One of the big challenges for today’s decision makers is the flood of big data – huge volumes of both structured and unstructured information, with various data types/formats and frequent data updates – and how to capture and utilise this information effectively and in a timely manner.
This will require changes in many corporate data warehousing strategies. In the last couple of decades IT groups have pursued the development of a single data warehouse that serves as the central repository and single source of truth for all of the (structured) data within their organizations.
Now this approach is being challenged by the meteoric increase in social media posts and a surge in non-transactional data from sources such as application and Web server logs, network monitoring devices and sensors.
The big data issues are more acutely felt in certain industries such as marketing/advertising, telecommunications, retail and financial services, and certain government activities. Understanding the relationships between data is important in areas as diverse as fraud detection, counter-terrorism, asset maintenance, energy metering, and marketing campaigns.
Those organisations that see big data as an opportunity, and not so much a technology but a business strategy for capitalising on information assets, will have a considerable advantage over those that lag.

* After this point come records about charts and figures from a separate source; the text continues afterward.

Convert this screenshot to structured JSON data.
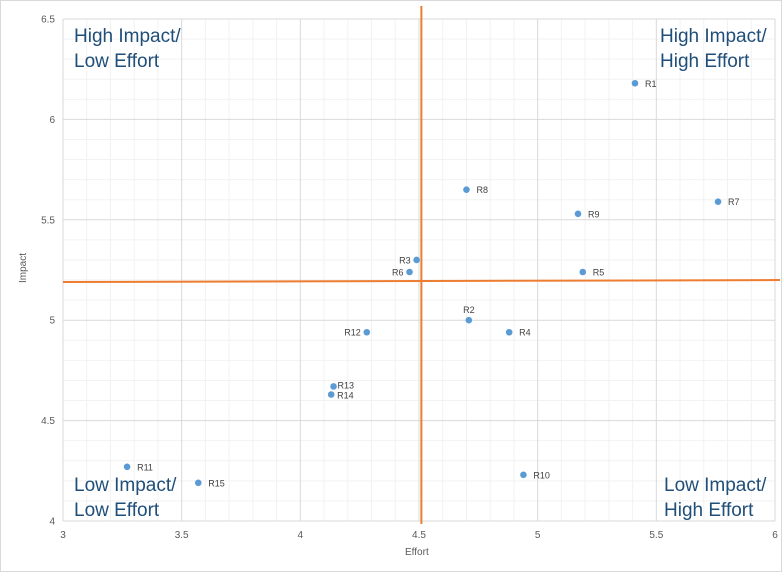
{
  "chart_data": {
    "type": "scatter",
    "title": "",
    "xlabel": "Effort",
    "ylabel": "Impact",
    "xlim": [
      3,
      6
    ],
    "ylim": [
      4,
      6.5
    ],
    "xticks": [
      "3",
      "3.5",
      "4",
      "4.5",
      "5",
      "5.5",
      "6"
    ],
    "yticks": [
      "4",
      "4.5",
      "5",
      "5.5",
      "6",
      "6.5"
    ],
    "grid": true,
    "marker_color": "#5b9bd5",
    "divider_color": "#ed7d31",
    "points": [
      {
        "label": "R1",
        "x": 5.41,
        "y": 6.18
      },
      {
        "label": "R2",
        "x": 4.71,
        "y": 5.0
      },
      {
        "label": "R3",
        "x": 4.49,
        "y": 5.3
      },
      {
        "label": "R4",
        "x": 4.88,
        "y": 4.94
      },
      {
        "label": "R5",
        "x": 5.19,
        "y": 5.24
      },
      {
        "label": "R6",
        "x": 4.46,
        "y": 5.24
      },
      {
        "label": "R7",
        "x": 5.76,
        "y": 5.59
      },
      {
        "label": "R8",
        "x": 4.7,
        "y": 5.65
      },
      {
        "label": "R9",
        "x": 5.17,
        "y": 5.53
      },
      {
        "label": "R10",
        "x": 4.94,
        "y": 4.23
      },
      {
        "label": "R11",
        "x": 3.27,
        "y": 4.27
      },
      {
        "label": "R12",
        "x": 4.28,
        "y": 4.94
      },
      {
        "label": "R13",
        "x": 4.14,
        "y": 4.67
      },
      {
        "label": "R14",
        "x": 4.13,
        "y": 4.63
      },
      {
        "label": "R15",
        "x": 3.57,
        "y": 4.19
      }
    ],
    "vertical_divider": {
      "x": 4.51
    },
    "horizontal_divider": {
      "y_left": 5.19,
      "y_right": 5.2
    },
    "quadrants": {
      "top_left": "High Impact/\nLow Effort",
      "top_right": "High Impact/\nHigh Effort",
      "bottom_left": "Low Impact/\nLow Effort",
      "bottom_right": "Low Impact/\nHigh Effort"
    }
  }
}
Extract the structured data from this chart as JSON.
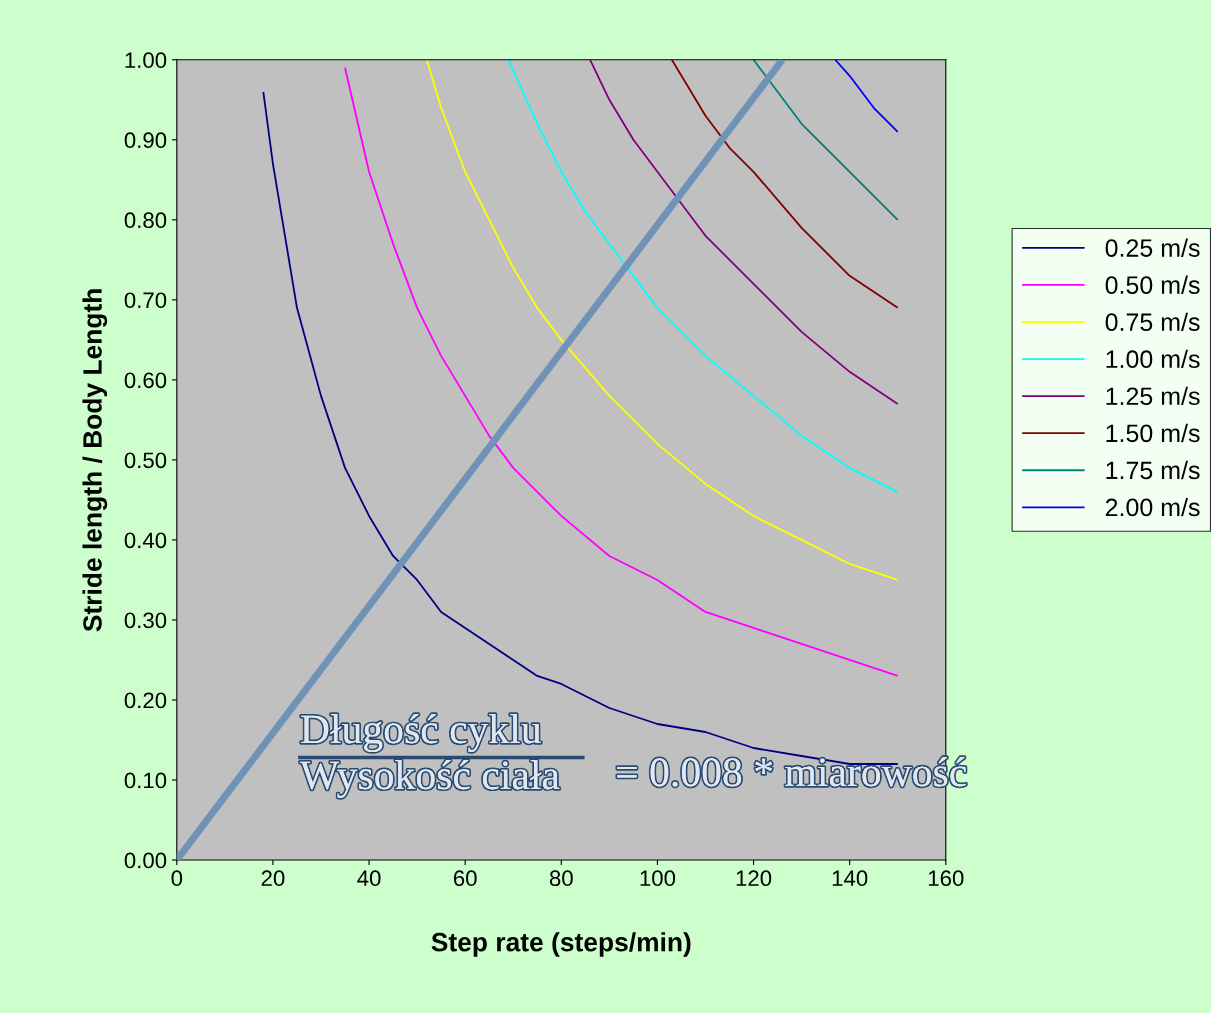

What needs to change then, is the concept of a single Relational Database Management System (RDBMS) as the only Enterprise Data Warehouse (EDW). Previously the lack of integration between big data systems and existing business intelligence and data warehousing tools was one of the technical challenges that IT groups were facing.
Today, new technologies such as IBM’s Big Data platform makes sourcing, merging, developing and managing big data easier. The platform also offers high availability and fault tolerance capabilities. Technology has now evolved so that big data and the data warehouse can behave and act as though they are the same cohesive data set.
As always with technology, it’s crucial to know exactly what it is you’re looking for and how to distil it. It may be that discrete snapshot, or it may be that pattern. There are tools within IBM’s big data platform that lets you integrate various types of data sources and perform a data discovery using a spreadsheet-based interface.
For example, departmental users in an organisation could use Hadoop to sift through Web data in an effort to find information that’s relevant to a particular business problem, then move that subset of data to an analytical database for more heavy-duty analysis. Once the analytical processing was complete, the aggregated results could be rolled up into a data warehouse and made available to a wider group of users.
At Tridant we have done something similar for a large Retail organisation that uses Google Analytics to source web traffic and ‘click-through’ metrics, as well as sourcing Facebook and Instagram metrics, to merge into the data warehouse for the creation of dashboards for the marketing team.
So the data warehouse lives on to drive best practices in delivering trusted data to the business but now augmented by multiple data processing technologies in a well-coordinated architecture to deliver a cohesive set of data (from disparate data) to the business.
Last words from Mark Beyer at Gartner Inc. in Stamford:
“The EDW is not going away — in fact, the enterprise data warehouse itself was always a vision and never a fact. Now the vision of the EDW is evolving to include all the information assets in the organization. It’s changing from a repository strategy into an information services platform strategy.”